LM – Há um conselho antigo relacionado com a representação no cinema que diz: “não deves actuar”. Quanto mais a actriz for fiel a si própria, melhor será o seu desempenho. Recordo-me da sua personagem em The Girlfriend Experience: sentiu-se mais “igual a si mesma”, num certo sentido, talvez mais exposta e “despida” do que nos filmes porno?

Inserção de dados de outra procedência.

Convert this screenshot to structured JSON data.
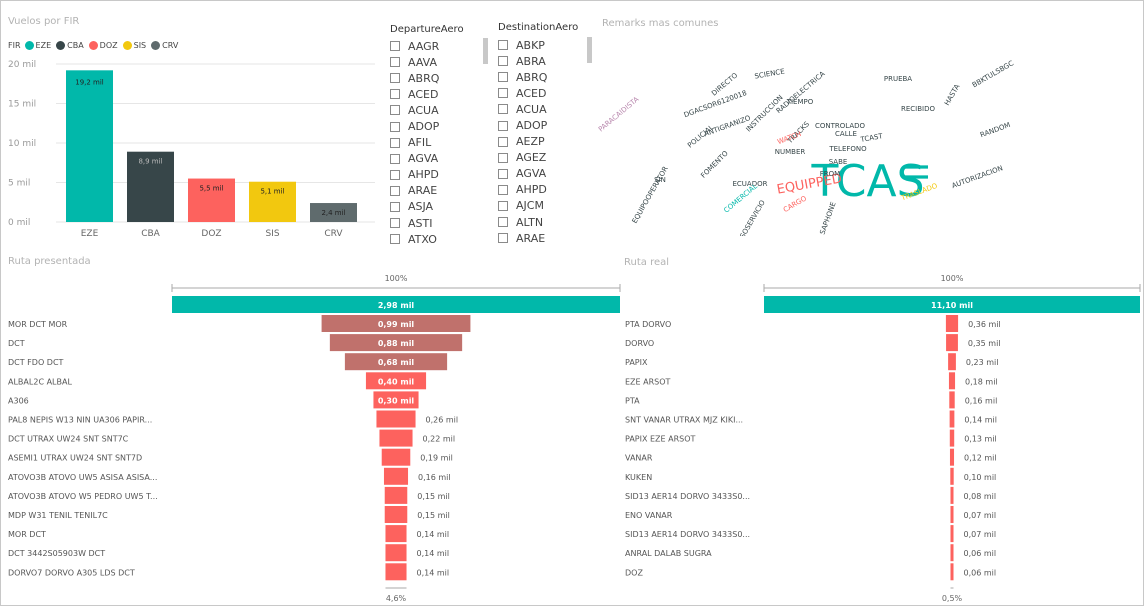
{
  "colors": {
    "teal": "#01b8aa",
    "dark": "#374649",
    "red": "#fd625e",
    "yellow": "#f2c80f",
    "gray": "#5f6b6d",
    "funnel": "#fd625e",
    "funnel_top": "#01b8aa",
    "funnel_dim": "#c0716c"
  },
  "fir_chart": {
    "title": "Vuelos por FIR",
    "legend_label": "FIR",
    "legend": [
      {
        "name": "EZE",
        "color": "#01b8aa"
      },
      {
        "name": "CBA",
        "color": "#374649"
      },
      {
        "name": "DOZ",
        "color": "#fd625e"
      },
      {
        "name": "SIS",
        "color": "#f2c80f"
      },
      {
        "name": "CRV",
        "color": "#5f6b6d"
      }
    ],
    "yticks": [
      "20 mil",
      "15 mil",
      "10 mil",
      "5 mil",
      "0 mil"
    ]
  },
  "chart_data": [
    {
      "type": "bar",
      "title": "Vuelos por FIR",
      "categories": [
        "EZE",
        "CBA",
        "DOZ",
        "SIS",
        "CRV"
      ],
      "values": [
        19.2,
        8.9,
        5.5,
        5.1,
        2.4
      ],
      "data_labels": [
        "19,2 mil",
        "8,9 mil",
        "5,5 mil",
        "5,1 mil",
        "2,4 mil"
      ],
      "colors": [
        "#01b8aa",
        "#374649",
        "#fd625e",
        "#f2c80f",
        "#5f6b6d"
      ],
      "ylim": [
        0,
        20
      ],
      "yticks": [
        0,
        5,
        10,
        15,
        20
      ],
      "grid": true,
      "legend_title": "FIR",
      "legend_position": "top-left"
    },
    {
      "type": "funnel",
      "title": "Ruta presentada",
      "top_label": "100%",
      "bottom_label": "4,6%",
      "total_label": "2,98 mil",
      "total": 2.98,
      "categories": [
        "MOR DCT MOR",
        "DCT",
        "DCT FDO DCT",
        "ALBAL2C ALBAL",
        "A306",
        "PAL8 NEPIS W13 NIN UA306 PAPIR...",
        "DCT UTRAX UW24 SNT SNT7C",
        "ASEMI1 UTRAX UW24 SNT SNT7D",
        "ATOVO3B ATOVO UW5 ASISA ASISA...",
        "ATOVO3B ATOVO W5 PEDRO UW5 T...",
        "MDP W31 TENIL TENIL7C",
        "MOR DCT",
        "DCT 3442S05903W DCT",
        "DORVO7 DORVO A305 LDS DCT"
      ],
      "values": [
        0.99,
        0.88,
        0.68,
        0.4,
        0.3,
        0.26,
        0.22,
        0.19,
        0.16,
        0.15,
        0.15,
        0.14,
        0.14,
        0.14
      ],
      "data_labels": [
        "0,99 mil",
        "0,88 mil",
        "0,68 mil",
        "0,40 mil",
        "0,30 mil",
        "0,26 mil",
        "0,22 mil",
        "0,19 mil",
        "0,16 mil",
        "0,15 mil",
        "0,15 mil",
        "0,14 mil",
        "0,14 mil",
        "0,14 mil"
      ]
    },
    {
      "type": "funnel",
      "title": "Ruta real",
      "top_label": "100%",
      "bottom_label": "0,5%",
      "total_label": "11,10 mil",
      "total": 11.1,
      "categories": [
        "PTA DORVO",
        "DORVO",
        "PAPIX",
        "EZE ARSOT",
        "PTA",
        "SNT VANAR UTRAX MJZ KIKI...",
        "PAPIX EZE ARSOT",
        "VANAR",
        "KUKEN",
        "SID13 AER14 DORVO 3433S0...",
        "ENO VANAR",
        "SID13 AER14 DORVO 3433S0...",
        "ANRAL DALAB SUGRA",
        "DOZ"
      ],
      "values": [
        0.36,
        0.35,
        0.23,
        0.18,
        0.16,
        0.14,
        0.13,
        0.12,
        0.1,
        0.08,
        0.07,
        0.07,
        0.06,
        0.06
      ],
      "data_labels": [
        "0,36 mil",
        "0,35 mil",
        "0,23 mil",
        "0,18 mil",
        "0,16 mil",
        "0,14 mil",
        "0,13 mil",
        "0,12 mil",
        "0,10 mil",
        "0,08 mil",
        "0,07 mil",
        "0,07 mil",
        "0,06 mil",
        "0,06 mil"
      ]
    }
  ],
  "departure_slicer": {
    "title": "DepartureAero",
    "items": [
      "AAGR",
      "AAVA",
      "ABRQ",
      "ACED",
      "ACUA",
      "ADOP",
      "AFIL",
      "AGVA",
      "AHPD",
      "ARAE",
      "ASJA",
      "ASTI",
      "ATXO"
    ]
  },
  "destination_slicer": {
    "title": "DestinationAero",
    "items": [
      "ABKP",
      "ABRA",
      "ABRQ",
      "ACED",
      "ACUA",
      "ADOP",
      "AEZP",
      "AGEZ",
      "AGVA",
      "AHPD",
      "AJCM",
      "ALTN",
      "ARAE"
    ]
  },
  "wordcloud": {
    "title": "Remarks mas comunes",
    "words": [
      {
        "text": "TCAS",
        "color": "#01b8aa",
        "weight": 5
      },
      {
        "text": "II",
        "color": "#01b8aa",
        "weight": 4
      },
      {
        "text": "EQUIPPED",
        "color": "#fd625e",
        "weight": 2
      },
      {
        "text": "AUTORIZACION",
        "color": "#374649",
        "weight": 1
      },
      {
        "text": "RANDOM",
        "color": "#374649",
        "weight": 1
      },
      {
        "text": "TELEFONO",
        "color": "#374649",
        "weight": 1
      },
      {
        "text": "ECUADOR",
        "color": "#374649",
        "weight": 1
      },
      {
        "text": "SAPHONE",
        "color": "#374649",
        "weight": 1
      },
      {
        "text": "FROM",
        "color": "#374649",
        "weight": 1
      },
      {
        "text": "SCIENCE",
        "color": "#374649",
        "weight": 1
      },
      {
        "text": "PRUEBA",
        "color": "#374649",
        "weight": 1
      },
      {
        "text": "RECIBIDO",
        "color": "#374649",
        "weight": 1
      },
      {
        "text": "INSTRUCCION",
        "color": "#374649",
        "weight": 1
      },
      {
        "text": "POLICIAL",
        "color": "#374649",
        "weight": 1
      },
      {
        "text": "NUMBER",
        "color": "#374649",
        "weight": 1
      },
      {
        "text": "TIEMPO",
        "color": "#374649",
        "weight": 1
      },
      {
        "text": "SABE",
        "color": "#374649",
        "weight": 1
      },
      {
        "text": "TRACKS",
        "color": "#374649",
        "weight": 1
      },
      {
        "text": "FOMENTO",
        "color": "#374649",
        "weight": 1
      },
      {
        "text": "CONTROLADO",
        "color": "#374649",
        "weight": 1
      },
      {
        "text": "HASTA",
        "color": "#374649",
        "weight": 1
      },
      {
        "text": "CALLE",
        "color": "#374649",
        "weight": 1
      },
      {
        "text": "TRASLADO",
        "color": "#f2c80f",
        "weight": 1
      },
      {
        "text": "COMERCIAL",
        "color": "#01b8aa",
        "weight": 1
      },
      {
        "text": "CARGO",
        "color": "#fd625e",
        "weight": 1
      },
      {
        "text": "WATCH",
        "color": "#fd625e",
        "weight": 1
      },
      {
        "text": "PARACAIDISTA",
        "color": "#b887ad",
        "weight": 1
      },
      {
        "text": "ATRASOSERVICIO",
        "color": "#374649",
        "weight": 1
      },
      {
        "text": "DGACSOR6120018",
        "color": "#374649",
        "weight": 1
      },
      {
        "text": "BBKTULSBGC",
        "color": "#374649",
        "weight": 1
      },
      {
        "text": "EQUIPOOPERATOR",
        "color": "#374649",
        "weight": 1
      },
      {
        "text": "SIN",
        "color": "#374649",
        "weight": 1
      },
      {
        "text": "DIRECTO",
        "color": "#374649",
        "weight": 1
      },
      {
        "text": "RADIOELECTRICA",
        "color": "#374649",
        "weight": 1
      },
      {
        "text": "TCAST",
        "color": "#374649",
        "weight": 1
      },
      {
        "text": "ANTIGRANIZO",
        "color": "#374649",
        "weight": 1
      }
    ]
  }
}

SG – Não, não me senti mais eu porque na pornografia nunca tive de criar um personagem. Nunca tive de fazer esse tipo de trabalho de casa acerca do que seria a vida sob a perspectiva de outra pessoa. Ainda por cima, quando filmei esse filme vivia em Nova Iorque há apenas um mês. Nasci e cresci na Califórnia, que obviamente é completamente diferente de Nova Iorque e isto é apenas uma parte da equação. Em relação à capacidade de sermos fieis a nós próprios, eu acho que por maior actor ou actriz que se seja, uma parte do que se é está inegavelmente presente. Isto lembra-me outro conselho que o meu mentor me deu sobre representação: nunca julgues a tua personagem, ou a tua representação não será credível. Por exemplo: uma personagem matou o gato sem razão aparente. É claro que isso me horroriza pessoalmente e me faz perguntar: “porque é que alguém faria algo assim?”. Acho-a repugnante, má. Mas se essa é a personagem que tenho de interpretar, aceitarei isso sem julgar a minha personagem. Cada novo papel é uma troca.